Je dis ça je dis rien mais c’est 3 millions de joueurs pas trois millions d’unités vendu. J’aime beaucoup cet opus mais faut pas dire n’importe quoi. 😉 Sinon j’en connais qui vont directement s’en servir pour crier à la diffamation. 😂

fab
fab
Abonné
il y a 2 mois

3 étoile sur 5 pour un « excellent élève, appliqué et compétent, mais incapable de surprendre » m’interroge.
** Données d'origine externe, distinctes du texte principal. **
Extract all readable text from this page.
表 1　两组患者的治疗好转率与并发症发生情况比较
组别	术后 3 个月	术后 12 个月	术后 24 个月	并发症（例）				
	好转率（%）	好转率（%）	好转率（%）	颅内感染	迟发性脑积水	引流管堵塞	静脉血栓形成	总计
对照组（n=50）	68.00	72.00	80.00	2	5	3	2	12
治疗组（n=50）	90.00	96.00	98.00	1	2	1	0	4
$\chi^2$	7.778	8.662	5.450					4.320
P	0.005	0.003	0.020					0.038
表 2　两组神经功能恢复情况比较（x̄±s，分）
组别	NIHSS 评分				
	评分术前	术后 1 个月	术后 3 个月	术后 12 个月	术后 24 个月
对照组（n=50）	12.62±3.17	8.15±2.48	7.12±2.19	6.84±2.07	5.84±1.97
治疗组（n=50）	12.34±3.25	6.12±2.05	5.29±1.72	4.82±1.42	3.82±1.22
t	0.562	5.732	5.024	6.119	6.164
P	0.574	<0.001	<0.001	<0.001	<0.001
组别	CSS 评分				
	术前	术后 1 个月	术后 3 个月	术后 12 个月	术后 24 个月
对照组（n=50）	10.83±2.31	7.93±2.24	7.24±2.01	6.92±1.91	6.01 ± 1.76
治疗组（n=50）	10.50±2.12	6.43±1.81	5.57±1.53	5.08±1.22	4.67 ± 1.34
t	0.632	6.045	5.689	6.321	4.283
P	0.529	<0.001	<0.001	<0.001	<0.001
Sur une échelle de 20 points, 3 étoiles en représentent 12. Ca fait short pour une excellent élève, appliqué et compétent, même s’il est incapable de surprendre 😉

kelso
kelso
il y a 2 mois

La grosse nouveauté, la gestion d’un repaire ? Il y avait déjà ça dans AC Valhalla où on devait construire et améliorer les batiments de son village pour profiter d’améliorations.

cidjay
cidjay
il y a 2 mois

Pour être mémorable, il faudrait surtout qu’Ubi arrête de sortir des Assassin’s Creed tous les 1 ou 2 ans. (on en est déjà à 24 jeux pour la franchise en seulement 18 ans)
(Combien de Zelda, Skyrim ou de Witcher pour la même durée ?
Il faut savoir se faire attendre, c’est la seule façon de se rendre mémorable.
Assassins creed, c’est comme les vacances, si tu en as trop souvent, tu ne les savoures pas assez.